My phone reception is better outside the laundromat, so I spend most of my time waiting for laundry on the bench near the door. I don’t talk with my friends, but I surf the news. I like to know what’s going on. I don’t like people to know about me, though, even if I have known them for a while. Even my daughter doesn’t know much, but maybe it’s just because the drugs made me distrust her.
I’m reading about changes in EPA guidelines for wetland preservation, which might affect Indiana, when my daughter’s name appears on my screen. She’s calling me.

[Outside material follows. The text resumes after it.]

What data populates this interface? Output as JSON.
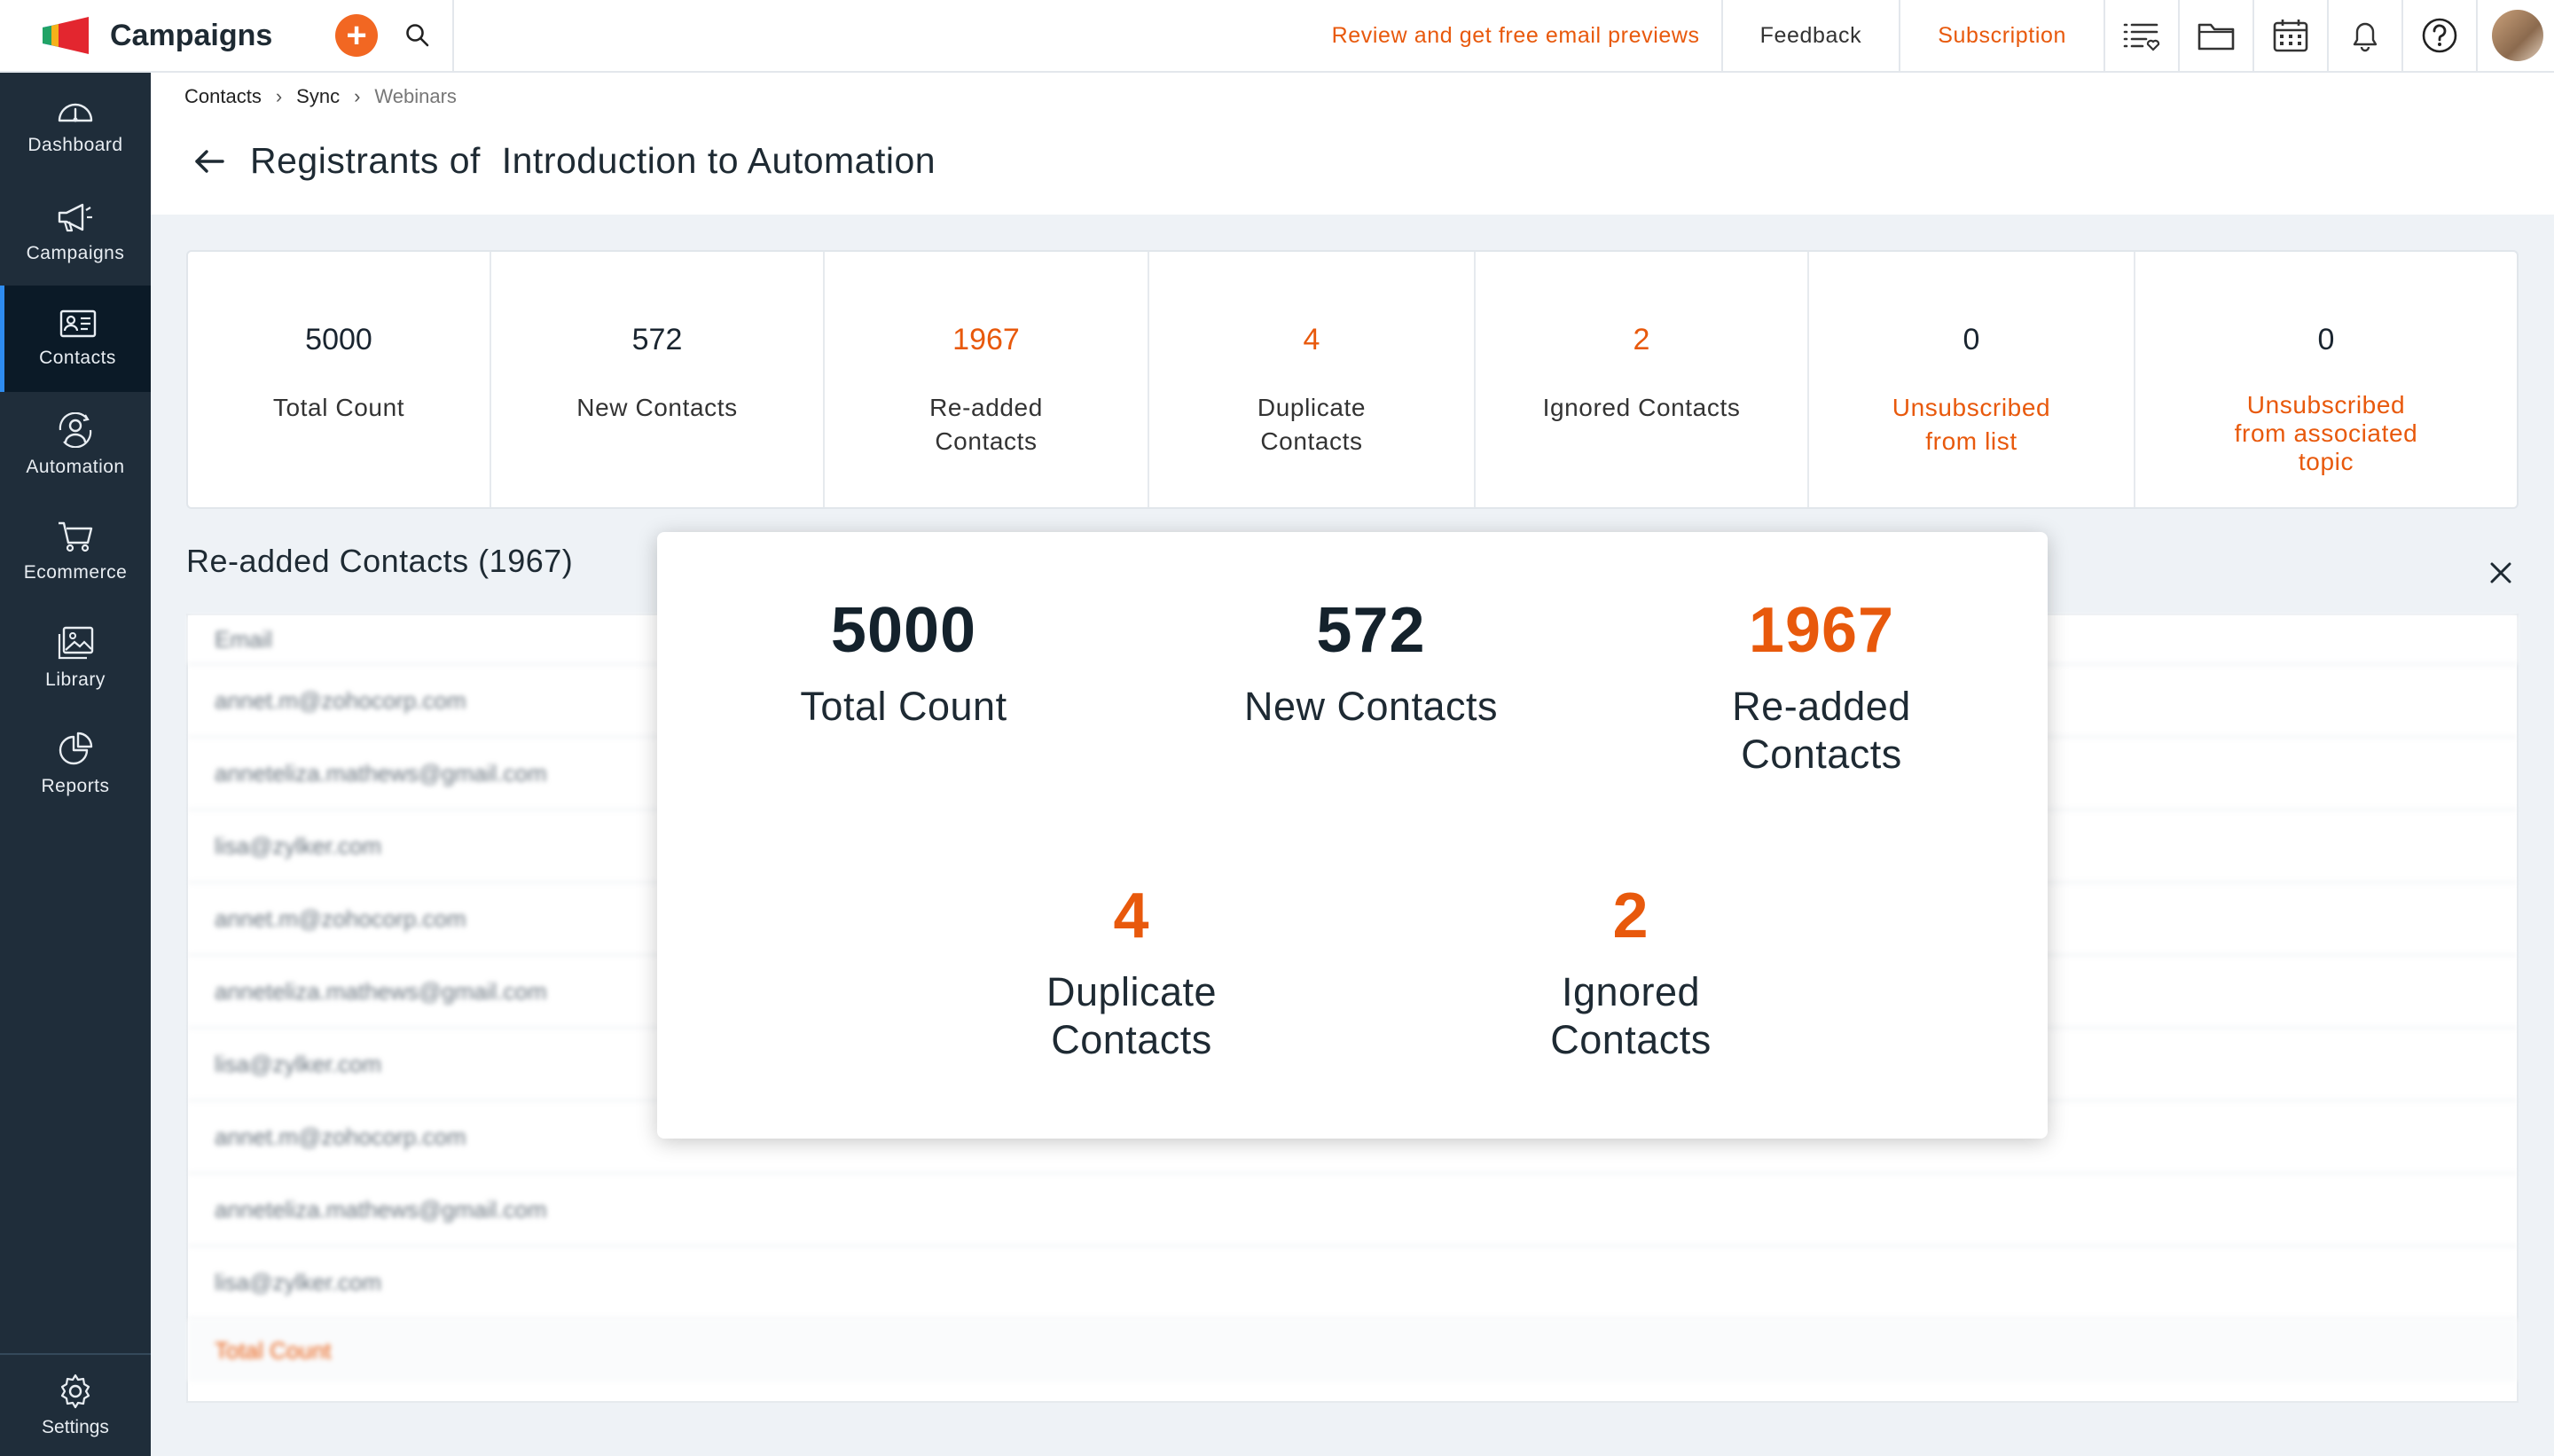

When your daughter is a drug dealer, you don’t pick up, especially when you’ve gotten rid of a ten-year addiction to meth. Just recently, I checked out of rehab. Proud to say, I never bought drugs off her, but she was into coke, and I just stayed out of her business, out of her room. Most seventeen-year-olds have their moms on their backs, telling them to clean their rooms. Even though I know this isn’t a good thing, I didn’t tell her shit. I was a cool mom. School, homework, boyfriends, the Pill, whatever—I left her alone, and I thought we had a good relationship. Anyway, it gave me more time to work on myself. Which is what I need now.
Two weeks ago, my dentist was going to prescribe me an opioid for getting a tooth removed, but I said no. Apparently, too many young people are going around getting prescription painkillers just by purposely getting perfectly good teeth removed. And now we’ve got the young-adult population of our southern-Indiana county walking around with gaps in their mouths. That dentist isn’t going to be trusting no one. Not for some time, at least. I don’t need to get mixed up in nothing like that.
“Mom?” my daughter had asked, kind of pitifully, when her stepfather and I kicked her out of the house.
“I don’t need a drug dealer living in my home when I’m trying to stay clean,” I said, and Bill, my husband, silently backed me up.